Recently, my heart broke as I read the stories of children dying while waiting for open-heart surgery. Dying not because their problems weren’t fixable, but because there was only one heart-lung machine available to operate on more than 270 children on a waiting list. I started thinking about the high price of low-cost health care. Drugs are cheap in India, but, evidently, so are children’s lives. Many poor parents had prepaid the Rs. 60,000 for a surgery that their child would never receive. For most parents, that Rs. 60,000 is more than they earn in a year. Then, a building collapsed in Thane; more than 70 people died, 18 of them children. The government declared that each family would receive 2 lakhs ($3600) for each death. That is how much a dead child is worth. Both tragedies were preventable. None of those children had to die.

But, then I learned that the Foundation for Mother and Child Health can save the life of a malnourished child for just Rs. 2,400 a year—not per month—per year. It takes only a little bit to make a big difference. And, I started to ponder, “What is the value of human life? Why do people place so little value not just on the safety of others but even on their own personal safety?

When I pose this question to friends on Facebook or at dinner, the inevitable response is simple economics. The law of supply and demand dictates that in India human life is cheap. A high supply of labor means that the labor costs are cheap. If a person dies, he is easily replaced by another, possibly cheaper, resource. In the case of the Thane collapse, the risk for the builder of a building collapse was lower than the reward of the crores he earned by allowing people to occupy the building before it was finished. Eighteen children cost that builder a mere 36 lakhs ($66,000). Compared to the crores he earned, those lakhs were mere paise.

Economics works as a reason if we are just talking about large corporations making business decisions based on cost, but we aren’t. Every day, people ride two-wheelers without helmets even though the law requires it and common sense dictates it. Why? Some friends have argued that a person’s risk-reward analysis is tightly aligned with their religious beliefs. If you are Hindu, you believe in karma and reincarnation, and those beliefs inform your every decision. Why protect this life when you have another yet to follow? But, that argument is a gross oversimplification of Hindu beliefs, and it only works when we are operating inside a specific religious framework. It does not explain why the wife of my Christian driver does not wear a helmet, but he does. Or why when we offered to pay for one (removing the economic obstacle), she politely refused. As bikers ourselves, Brian and I take a strong stand on bike safety and wear proper personal protective equipment (PPE). This view is not simply a result of Brian’s job title as SVP for Safety (not all safety professionals wear helmets). This view reflects that we value our own lives more than we trust the safe driving habits of others. Many people in the US would disagree with our stand, arguing that is a personal choice. But, here it does not really seem to be about choosing not to wear a helmet so much as it is about pushing the limits of what is allowable. As if the boundaries between right and wrong are flexible, highly fluid, and completely relative to my personal needs.

My analysis so far makes it sound like Indians are heartless, selfish lawbreakers.
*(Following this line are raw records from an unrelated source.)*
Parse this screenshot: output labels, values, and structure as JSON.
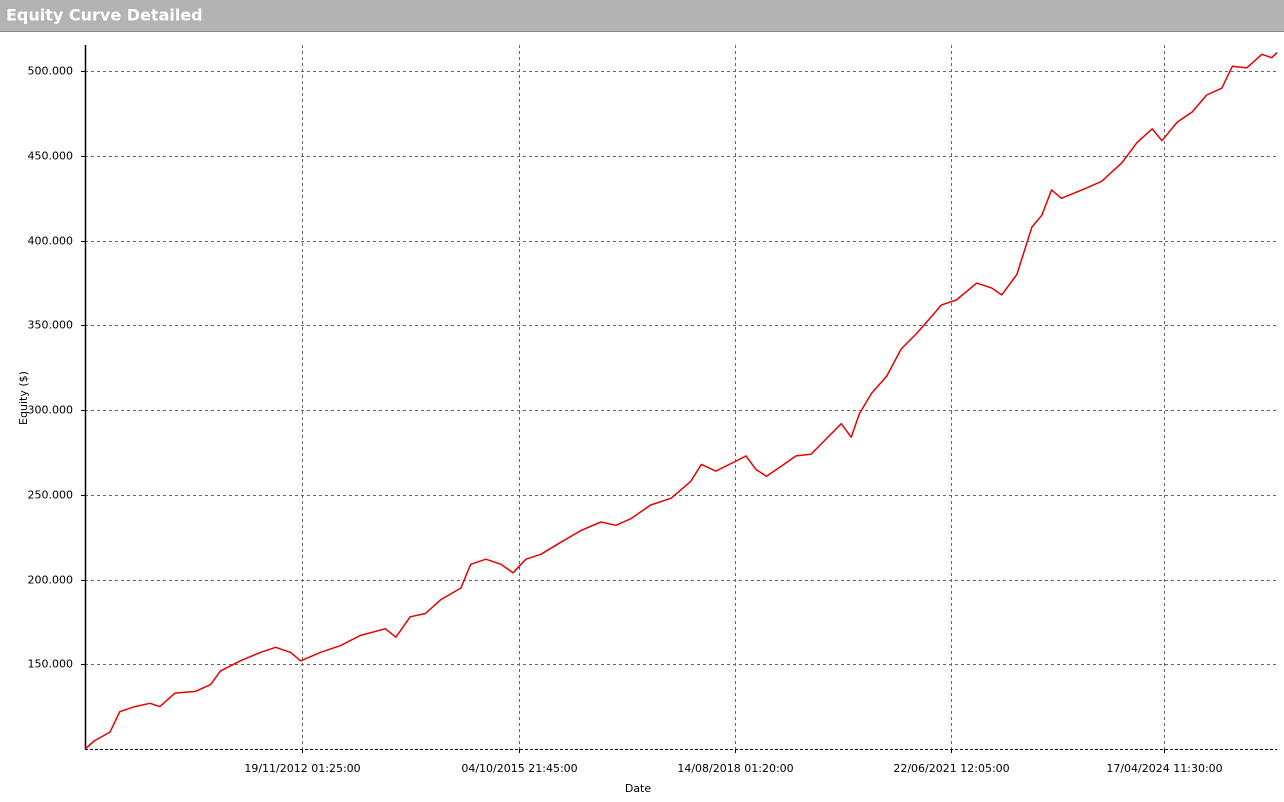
{
  "chart_data": {
    "type": "line",
    "title": "Equity Curve Detailed",
    "x_label": "Date",
    "y_label": "Equity ($)",
    "color": "#e60000",
    "grid": true,
    "x": [
      2010.02,
      2010.15,
      2010.35,
      2010.48,
      2010.68,
      2010.88,
      2011.01,
      2011.21,
      2011.48,
      2011.68,
      2011.81,
      2012.07,
      2012.34,
      2012.54,
      2012.74,
      2012.87,
      2013.13,
      2013.4,
      2013.66,
      2013.99,
      2014.13,
      2014.32,
      2014.52,
      2014.72,
      2014.99,
      2015.12,
      2015.32,
      2015.52,
      2015.68,
      2015.85,
      2016.05,
      2016.31,
      2016.58,
      2016.84,
      2017.04,
      2017.24,
      2017.5,
      2017.77,
      2018.03,
      2018.17,
      2018.36,
      2018.63,
      2018.76,
      2018.89,
      2019.03,
      2019.23,
      2019.42,
      2019.62,
      2019.82,
      2020.02,
      2020.15,
      2020.26,
      2020.42,
      2020.62,
      2020.81,
      2021.01,
      2021.15,
      2021.34,
      2021.54,
      2021.81,
      2022.01,
      2022.14,
      2022.34,
      2022.54,
      2022.67,
      2022.8,
      2022.93,
      2023.2,
      2023.46,
      2023.73,
      2023.93,
      2024.13,
      2024.26,
      2024.46,
      2024.66,
      2024.85,
      2025.05,
      2025.19,
      2025.38,
      2025.58,
      2025.71,
      2025.78
    ],
    "values": [
      100000,
      105000,
      110000,
      122000,
      125000,
      127000,
      125000,
      133000,
      134000,
      138000,
      146000,
      152000,
      157000,
      160000,
      157000,
      152000,
      157000,
      161000,
      167000,
      171000,
      166000,
      178000,
      180000,
      188000,
      195000,
      209000,
      212000,
      209000,
      204000,
      212000,
      215000,
      222000,
      229000,
      234000,
      232000,
      236000,
      244000,
      248000,
      258000,
      268000,
      264000,
      270000,
      273000,
      265000,
      261000,
      267000,
      273000,
      274000,
      283000,
      292000,
      284000,
      298000,
      310000,
      320000,
      336000,
      345000,
      352000,
      362000,
      365000,
      375000,
      372000,
      368000,
      380000,
      408000,
      415000,
      430000,
      425000,
      430000,
      435000,
      446000,
      458000,
      466000,
      459000,
      470000,
      476000,
      486000,
      490000,
      503000,
      502000,
      510000,
      508000,
      511000
    ],
    "xlim": [
      2010.02,
      2025.78
    ],
    "xticks": [
      {
        "value": 2012.884,
        "label": "19/11/2012 01:25:00"
      },
      {
        "value": 2015.758,
        "label": "04/10/2015 21:45:00"
      },
      {
        "value": 2018.617,
        "label": "14/08/2018 01:20:00"
      },
      {
        "value": 2021.474,
        "label": "22/06/2021 12:05:00"
      },
      {
        "value": 2024.292,
        "label": "17/04/2024 11:30:00"
      }
    ],
    "ylim": [
      100000,
      515500
    ],
    "yticks": [
      {
        "value": 150000,
        "label": "150.000"
      },
      {
        "value": 200000,
        "label": "200.000"
      },
      {
        "value": 250000,
        "label": "250.000"
      },
      {
        "value": 300000,
        "label": "300.000"
      },
      {
        "value": 350000,
        "label": "350.000"
      },
      {
        "value": 400000,
        "label": "400.000"
      },
      {
        "value": 450000,
        "label": "450.000"
      },
      {
        "value": 500000,
        "label": "500.000"
      }
    ]
  }
}
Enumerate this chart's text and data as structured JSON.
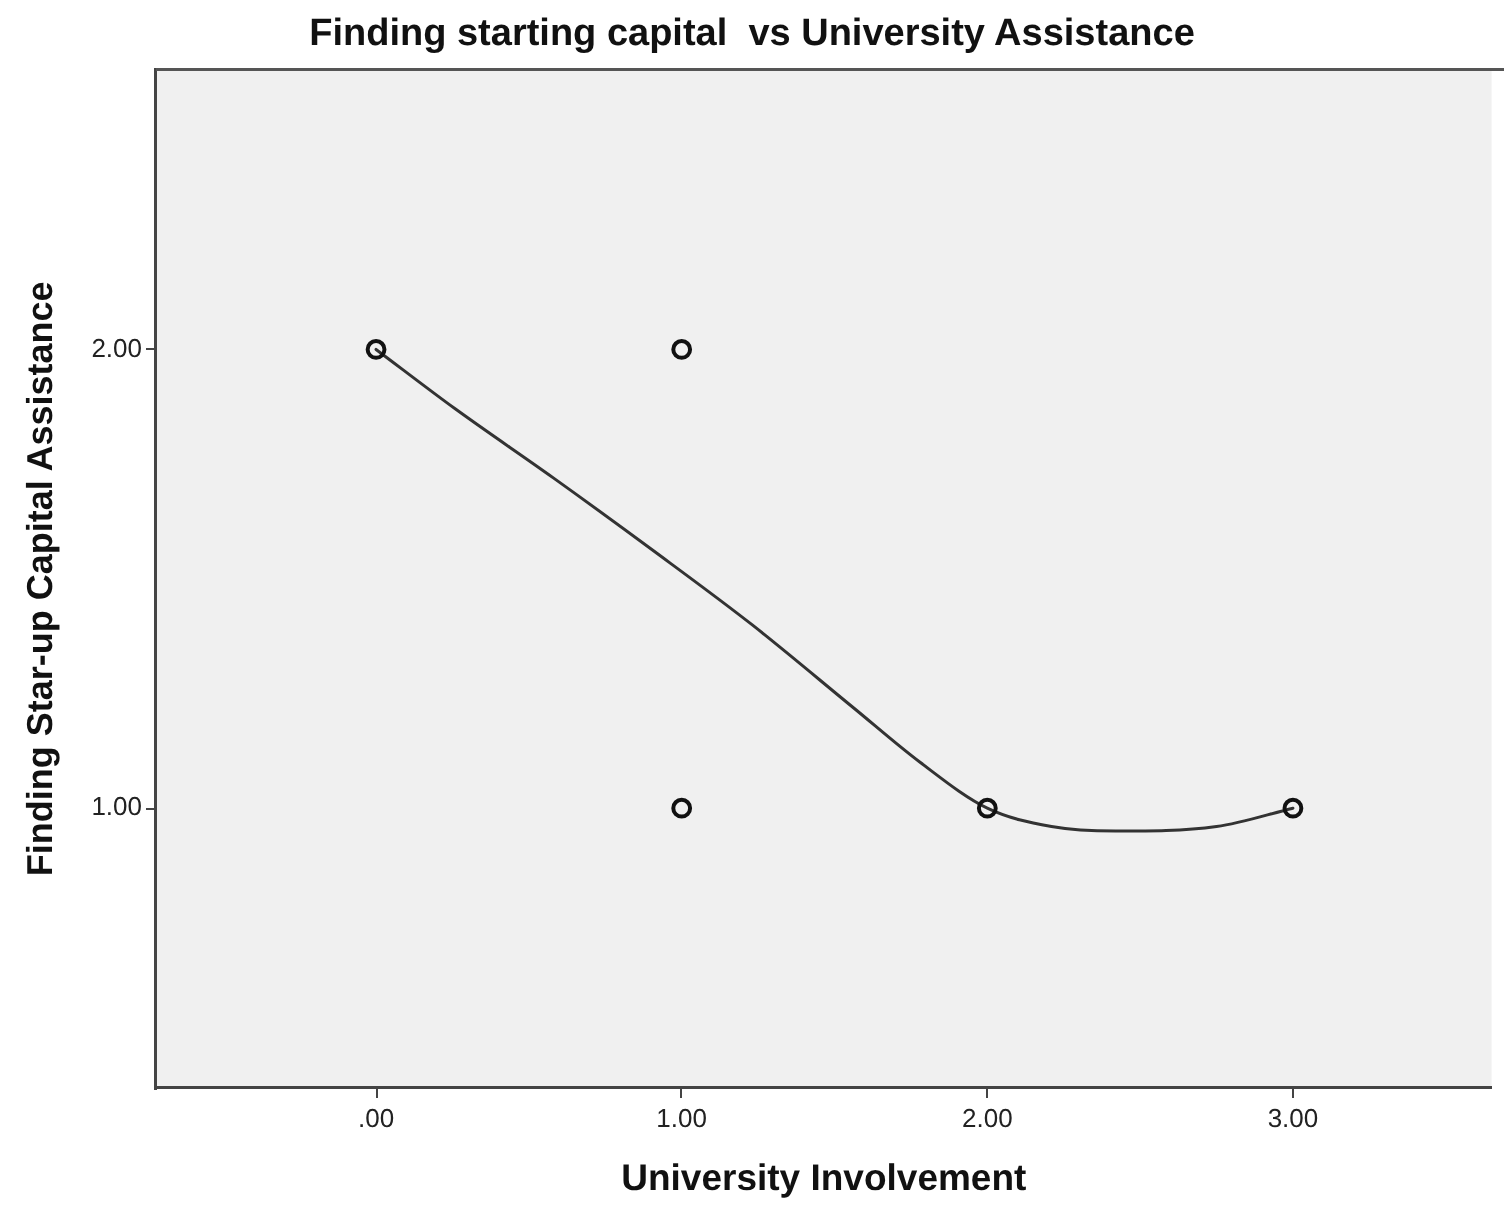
{
  "chart_data": {
    "type": "scatter",
    "title": "Finding starting capital  vs University Assistance",
    "xlabel": "University Involvement",
    "ylabel": "Finding Star-up Capital Assistance",
    "series": [
      {
        "color": "#111111",
        "x": [
          0,
          1,
          1,
          2,
          3
        ],
        "values": [
          2,
          2,
          1,
          1,
          1
        ]
      },
      {
        "type": "line",
        "color": "#333333",
        "marker": "none",
        "line_style": "solid",
        "x": [
          0,
          0.26,
          0.58,
          0.91,
          1.23,
          1.56,
          1.78,
          2,
          2.21,
          2.42,
          2.75,
          3
        ],
        "values": [
          2,
          1.87,
          1.72,
          1.56,
          1.4,
          1.22,
          1.1,
          1,
          0.96,
          0.95,
          0.96,
          1
        ]
      }
    ],
    "xlim": [
      -0.72,
      3.65
    ],
    "ylim": [
      0.39,
      2.61
    ],
    "xticks": [
      {
        "value": 0,
        "label": ".00"
      },
      {
        "value": 1,
        "label": "1.00"
      },
      {
        "value": 2,
        "label": "2.00"
      },
      {
        "value": 3,
        "label": "3.00"
      }
    ],
    "yticks": [
      {
        "value": 1,
        "label": "1.00"
      },
      {
        "value": 2,
        "label": "2.00"
      }
    ],
    "grid": false,
    "legend": false,
    "marker": "circle"
  }
}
But, nothing could be further from the truth. Hence, my struggle with this particular aspect of Indian culture. It is in deep opposition to the actions of the many wonderful Indian friends I have made here. Many have a tremendous capacity for love and compassion toward their fellow Indians. As co-president of the American Women’s Club, I have been overwhelmed by the generous response to our AWC Bourbon Street Bash. We signed more platinum sponsors this year than last year. We added more amazing auction items. So, how does a foreigner reconcile these two impressions of India? India is often spoken of in terms of the dichotomy of the two Indias: rich and poor; urban and rural. Why should the Indian approach to life be any less complex?

After seeing my post on this topic, an Indian friend pointed me to Mother Teresa. Like me, she was a foreigner who adopted India as her home. She worked with the poor of Calcutta (Kolkata). While I don’t agree with all of Mother Teresa’s views, she placed great value on the dignity of human life. According to her, “Life is the most beautiful gift of God.” It is a gift to be given and cherished, not squandered. This concept informed all her actions, and she taught Indians to view life with the same dignity. She worked to change the things she could in the world and accepted those she could not. I suppose that is what I must do as well.